O Chelsea me preparou muito bem, sempre me colocava para jogar, independente do time B ou do Sub-18. Toda semana eu estava em campo."
Lucas Piazon
- Tem que partir muito do jogador. Se você quer, você consegue. Não é uma coisa difícil. É preciso botar na cabeça que é possível. Não é algo que tenha que ser trabalhado tecnicamente, é só posicionamento, recomposição, ocupar aquele espaço sempre.
Durante o bate-papo às margens do Rio Tamisa, o ex-são paulino falou ainda da expectativa pela estreia no time de cima (já ficou no banco três vezes), do contato com as estrelas que até pouco tempo só via pela televisão, da vontade de retornar à Seleção Brasileira, do assédio das fãs e da agenda das férias no Brasil, que tem como compromissos intocáveis o afago aos avós Cida, Anibela e Humberto, que completam aniversário no interior do Paraná.
A última semana foi especial para você: título, prêmio e convocação para equipe principal. Quando você chegou aqui em Londres, no dia 5 de setembro, imaginava terminar a temporada tão em alta assim, que tudo desse tão certo?
Quando eu cheguei, ainda estava na dúvida se ia poder jogar antes de fazer 18 ou não. Fiquei até o fim de novembro nessa e só depois pude jogar. Comecei no Sub-18, nos reservas e continuei assim até o fim da temporada. Acho que tudo isso acabou sendo bom para mim. O Chelsea me preparou muito bem, sempre me colocava para jogar, independentemente do time B ou do Sub-18. Toda semana eu estava em campo. Isso foi importante para minha adaptação. Facilitou para pegar experiência taticamente, me adaptar a marcação, posicionamento... Tudo isso foi muito importante. Depois desses nove meses, sou um jogador mais completo.
Muita gente vem para Europa e tem muita dificuldade para adaptação. Contigo, tudo aconteceu muito naturalmente. Além de todo apoio do Chelsea, de que forma você se preparou para facilitar as coisas?
A partir do momento que eu soube do interesse do Chelsea, procurei assistir mais o futebol inglês, prestar a atenção no estilo de jogo. Outra coisa que me ajudou bastante foi que no Sub-17 no São Paulo jogávamos com três atacantes, na mesma formação usada aqui.
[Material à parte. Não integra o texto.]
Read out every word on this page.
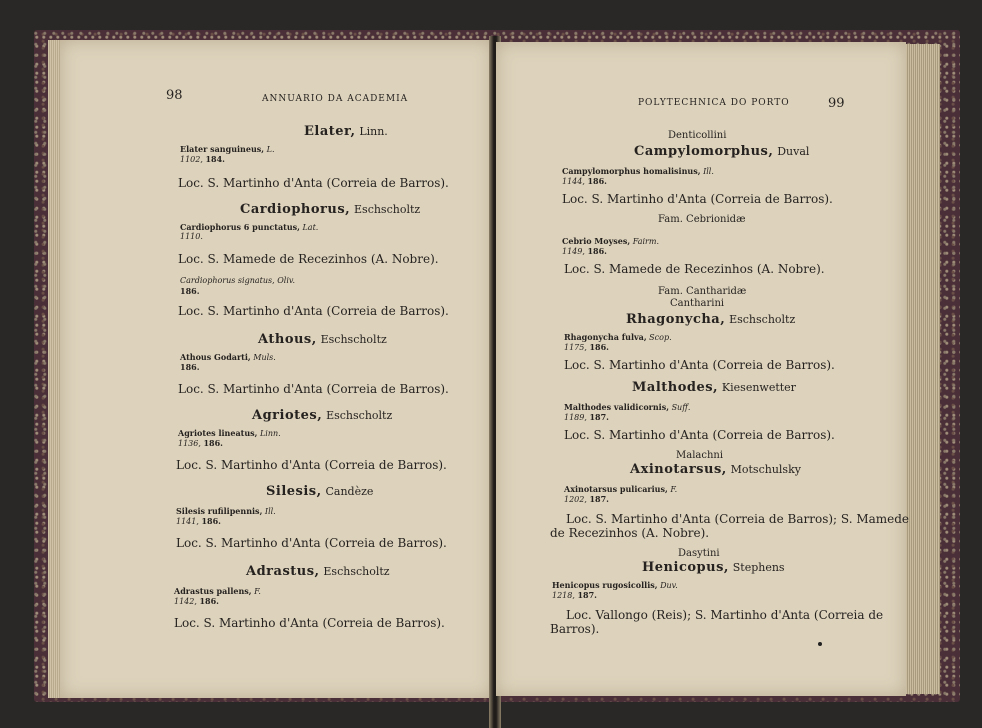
98	ANNUARIO DA ACADEMIA
Elater, Linn.
Elater sanguineus, L.
1102, 184.
Loc. S. Martinho d'Anta (Correia de Barros).
Cardiophorus, Eschscholtz
Cardiophorus 6 punctatus, Lat.
1110.
Loc. S. Mamede de Recezinhos (A. Nobre).
Cardiophorus signatus, Oliv.
186.
Loc. S. Martinho d'Anta (Correia de Barros).
Athous, Eschscholtz
Athous Godarti, Muls.
186.
Loc. S. Martinho d'Anta (Correia de Barros).
Agriotes, Eschscholtz
Agriotes lineatus, Linn.
1136, 186.
Loc. S. Martinho d'Anta (Correia de Barros).
Silesis, Candèze
Silesis rufilipennis, Ill.
1141, 186.
Loc. S. Martinho d'Anta (Correia de Barros).
Adrastus, Eschscholtz
Adrastus pallens, F.
1142, 186.
Loc. S. Martinho d'Anta (Correia de Barros).
POLYTECHNICA DO PORTO	99
Denticollini
Campylomorphus, Duval
Campylomorphus homalisinus, Ill.
1144, 186.
Loc. S. Martinho d'Anta (Correia de Barros).
Fam. Cebrionidæ
Cebrio Moyses, Fairm.
1149, 186.
Loc. S. Mamede de Recezinhos (A. Nobre).
Fam. Cantharidæ
Cantharini
Rhagonycha, Eschscholtz
Rhagonycha fulva, Scop.
1175, 186.
Loc. S. Martinho d'Anta (Correia de Barros).
Malthodes, Kiesenwetter
Malthodes validicornis, Suff.
1189, 187.
Loc. S. Martinho d'Anta (Correia de Barros).
Malachni
Axinotarsus, Motschulsky
Axinotarsus pulicarius, F.
1202, 187.
Loc. S. Martinho d'Anta (Correia de Barros); S. Mamede
de Recezinhos (A. Nobre).
Dasytini
Henicopus, Stephens
Henicopus rugosicollis, Duv.
1218, 187.
Loc. Vallongo (Reis); S. Martinho d'Anta (Correia de
Barros).
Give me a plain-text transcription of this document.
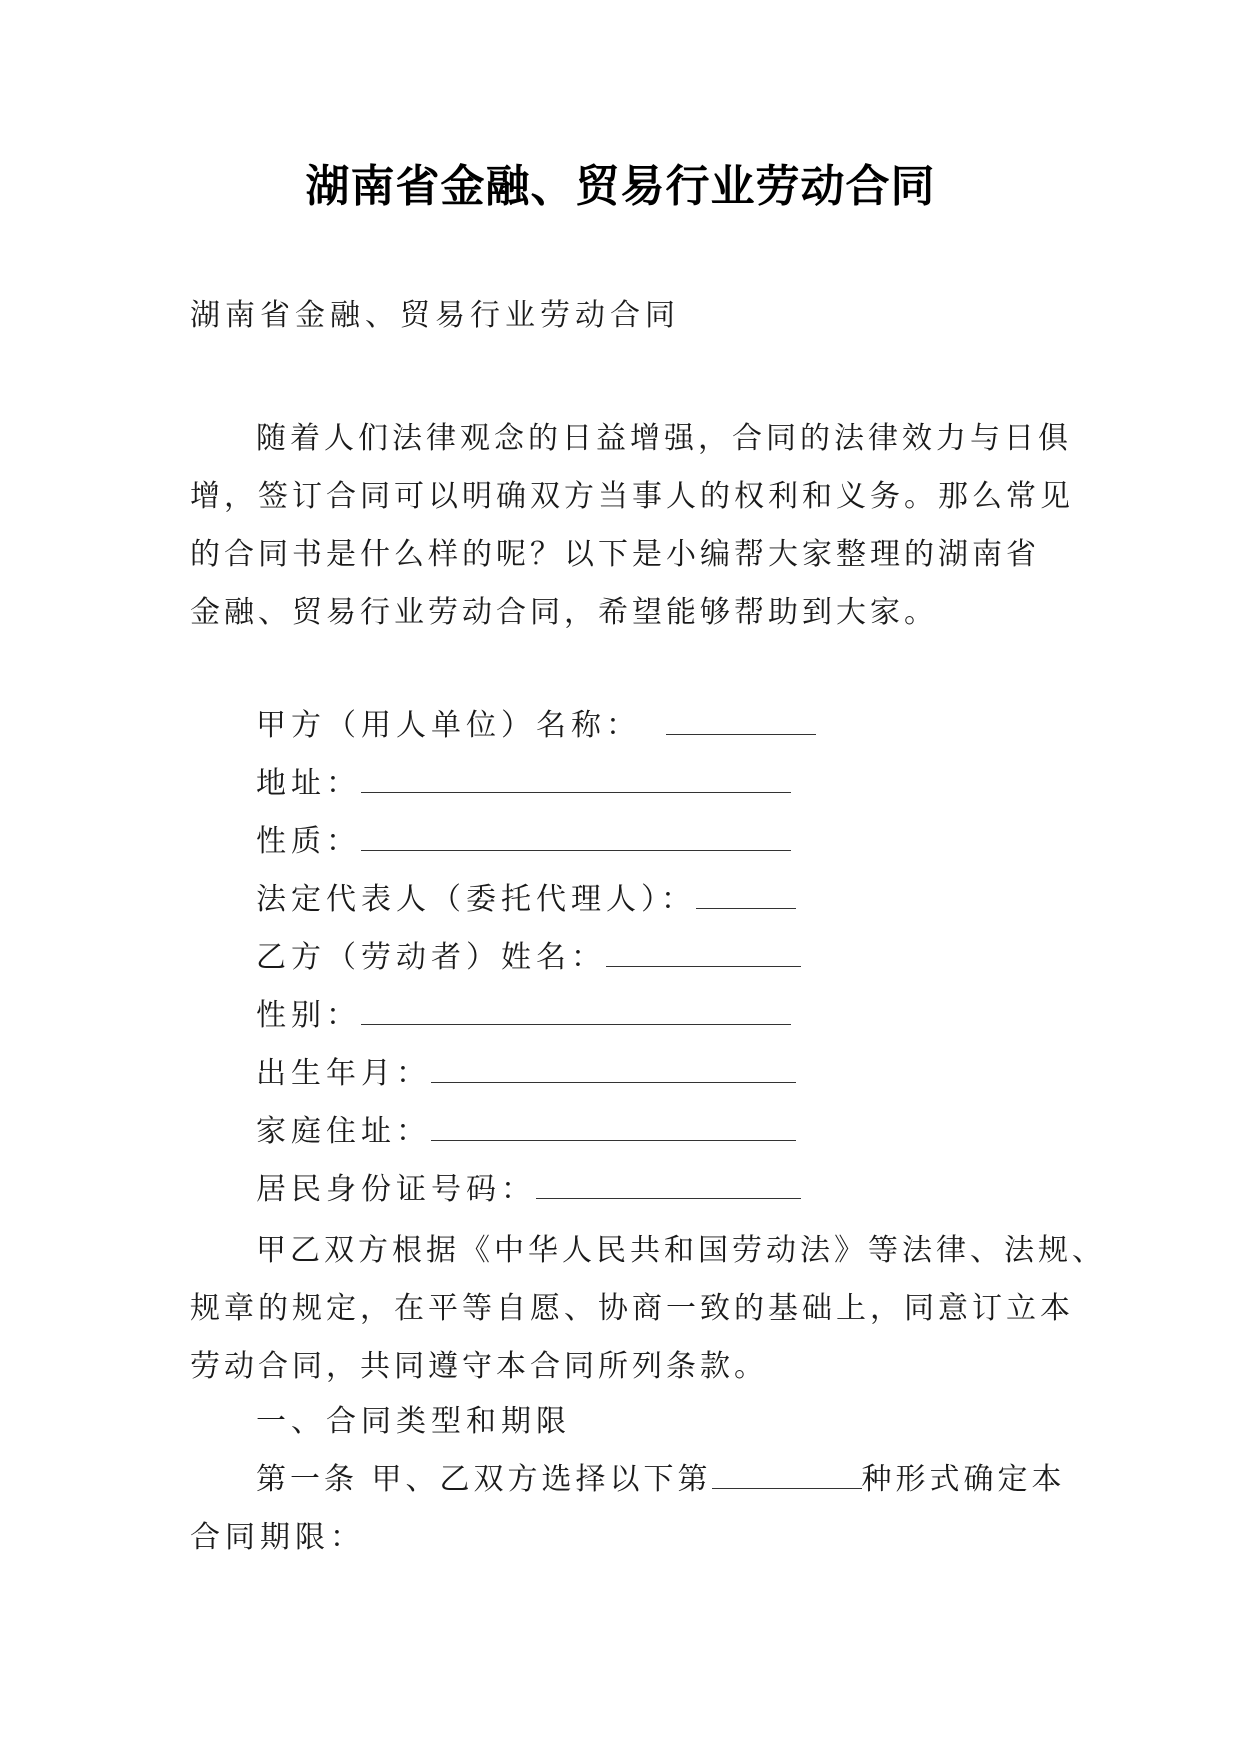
湖南省金融、贸易行业劳动合同
湖南省金融、贸易行业劳动合同
随着人们法律观念的日益增强，合同的法律效力与日俱
增，签订合同可以明确双方当事人的权利和义务。那么常见
的合同书是什么样的呢？以下是小编帮大家整理的湖南省
金融、贸易行业劳动合同，希望能够帮助到大家。
甲方（用人单位）名称：
地址：
性质：
法定代表人（委托代理人）：
乙方（劳动者）姓名：
性别：
出生年月：
家庭住址：
居民身份证号码：
甲乙双方根据《中华人民共和国劳动法》等法律、法规、
规章的规定，在平等自愿、协商一致的基础上，同意订立本
劳动合同，共同遵守本合同所列条款。
一、合同类型和期限
第一条 甲、乙双方选择以下第	种形式确定本
合同期限：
O Zé Sérgio (treinador) já me passava essa função de marcar mais o lateral, o posicionamento... Lógico que no Brasil eu tinha mais liberdade para trocar de lado, essas coisas, mas a questão de marcação eu já estava me dedicando mais. Foi algo que me ajudou bastante. Tem que partir muito do jogador. Se você quer, você consegue. Não é uma coisa difícil. É preciso botar na cabeça que é possível. Não é algo que tenha que ser trabalhado tecnicamente, é só posicionamento, recomposição, ocupar aquele espaço sempre. Uns demoram mais, outros menos, mas sempre acaba pegando.
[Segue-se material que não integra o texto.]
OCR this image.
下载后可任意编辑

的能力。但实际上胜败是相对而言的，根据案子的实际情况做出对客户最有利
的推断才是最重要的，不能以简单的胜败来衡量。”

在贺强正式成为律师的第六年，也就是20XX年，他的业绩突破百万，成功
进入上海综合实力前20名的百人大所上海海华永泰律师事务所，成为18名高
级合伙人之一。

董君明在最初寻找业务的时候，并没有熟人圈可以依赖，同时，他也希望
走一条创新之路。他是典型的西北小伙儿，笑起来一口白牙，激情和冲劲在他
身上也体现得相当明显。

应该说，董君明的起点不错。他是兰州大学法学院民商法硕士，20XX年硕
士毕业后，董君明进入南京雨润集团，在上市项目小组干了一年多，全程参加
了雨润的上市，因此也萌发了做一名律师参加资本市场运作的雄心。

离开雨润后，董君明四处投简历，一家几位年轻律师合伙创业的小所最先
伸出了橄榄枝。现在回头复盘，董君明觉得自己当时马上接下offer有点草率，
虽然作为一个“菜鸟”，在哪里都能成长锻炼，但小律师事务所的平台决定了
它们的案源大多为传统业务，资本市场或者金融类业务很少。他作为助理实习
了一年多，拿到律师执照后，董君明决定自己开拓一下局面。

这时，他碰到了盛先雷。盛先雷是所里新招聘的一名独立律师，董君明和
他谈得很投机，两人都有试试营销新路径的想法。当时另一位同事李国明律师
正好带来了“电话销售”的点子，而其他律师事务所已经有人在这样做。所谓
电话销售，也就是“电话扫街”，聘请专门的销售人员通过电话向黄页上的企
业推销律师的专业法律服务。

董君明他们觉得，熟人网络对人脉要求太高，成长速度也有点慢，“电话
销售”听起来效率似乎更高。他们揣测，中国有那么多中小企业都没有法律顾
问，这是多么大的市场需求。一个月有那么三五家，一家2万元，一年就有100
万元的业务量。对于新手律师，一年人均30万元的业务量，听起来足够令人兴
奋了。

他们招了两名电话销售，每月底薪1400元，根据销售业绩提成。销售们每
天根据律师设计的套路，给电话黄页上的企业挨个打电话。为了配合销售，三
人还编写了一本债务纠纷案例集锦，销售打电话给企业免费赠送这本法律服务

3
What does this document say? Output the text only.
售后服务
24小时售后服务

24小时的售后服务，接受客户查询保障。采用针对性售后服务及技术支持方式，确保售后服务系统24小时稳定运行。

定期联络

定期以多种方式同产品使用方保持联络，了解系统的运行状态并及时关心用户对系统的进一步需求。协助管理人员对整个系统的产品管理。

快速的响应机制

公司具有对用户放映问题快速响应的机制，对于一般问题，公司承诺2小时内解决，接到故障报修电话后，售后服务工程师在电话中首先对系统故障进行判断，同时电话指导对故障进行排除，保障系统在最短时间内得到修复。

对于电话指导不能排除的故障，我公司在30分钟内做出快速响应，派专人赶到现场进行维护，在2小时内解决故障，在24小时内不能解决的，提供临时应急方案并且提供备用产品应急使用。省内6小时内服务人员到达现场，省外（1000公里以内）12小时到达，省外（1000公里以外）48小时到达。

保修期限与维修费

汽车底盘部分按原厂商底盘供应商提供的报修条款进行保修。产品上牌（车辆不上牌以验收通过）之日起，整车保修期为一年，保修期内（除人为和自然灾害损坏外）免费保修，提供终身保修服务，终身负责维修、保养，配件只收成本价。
Fora de campo, nunca foi um problema, uma dificuldade. Quando cheguei sempre tive o apoio dos brasileiros (David Luiz, Ramires e Alex) e do clube. Então, isso nunca foi complicado. Mas quando eu comecei a jogar com os mais velhos, tive um pouco de dificuldade. Com o Sub-18, não, mas com os mais velhos eu pensava: “Poxa, realmente é mais difícil jogar aqui”. Na questão do contato, parte de marcação eu dava uns moles, uns vacilos, mas agora está mais tranquilo. Estou mais solto, mais confiante. Está ótimo.Nesse processo todo, qual foi o momento mais difícil?
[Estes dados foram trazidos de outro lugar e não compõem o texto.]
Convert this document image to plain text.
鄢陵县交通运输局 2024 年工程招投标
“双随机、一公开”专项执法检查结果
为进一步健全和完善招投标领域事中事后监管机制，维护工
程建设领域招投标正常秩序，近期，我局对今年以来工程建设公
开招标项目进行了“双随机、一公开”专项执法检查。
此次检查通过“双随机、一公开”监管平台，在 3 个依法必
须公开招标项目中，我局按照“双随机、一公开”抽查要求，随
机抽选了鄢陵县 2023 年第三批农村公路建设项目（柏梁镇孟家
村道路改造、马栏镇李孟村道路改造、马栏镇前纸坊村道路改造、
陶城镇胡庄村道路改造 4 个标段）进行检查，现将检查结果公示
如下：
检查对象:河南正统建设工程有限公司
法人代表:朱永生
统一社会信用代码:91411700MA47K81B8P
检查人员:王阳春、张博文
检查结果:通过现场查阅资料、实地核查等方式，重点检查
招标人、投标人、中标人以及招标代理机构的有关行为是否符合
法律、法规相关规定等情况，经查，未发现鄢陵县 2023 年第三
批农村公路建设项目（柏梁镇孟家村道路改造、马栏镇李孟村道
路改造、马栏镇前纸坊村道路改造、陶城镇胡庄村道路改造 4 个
Quando que você passou a se ver como um jogador diferente do que veio do Brasil, seja fisicamente, tecnicamente ou taticamente? Quando se sentiu pronto para ser mais natural e deixar de se preocupar tanto com essas questões para poder usar a técnica que o trouxe ao Chelsea?
Às vezes tem jogo que eu fico muito preocupado com a marcação, com a tática, essa coisa de futebol inglês, e eles me falam: “Queremos que você faça esse papel, que se empenhe, se dedique, mas nunca perca o seu talento brasileiro de ir para cima, driblar, meter uma bola. Se quiséssemos jogador inglês, compraríamos aqui mesmo”. Então, sempre que meu time está sem a bola tento bastante marcar, correr para recuperar a bola, e quando temos a bola já consigo jogar como fazia no Brasil: indo para cima, sempre para frente, em direção ao gol. Sem muita firula. Tento fazer um-dois, meter uma bola, dar uma arrancada...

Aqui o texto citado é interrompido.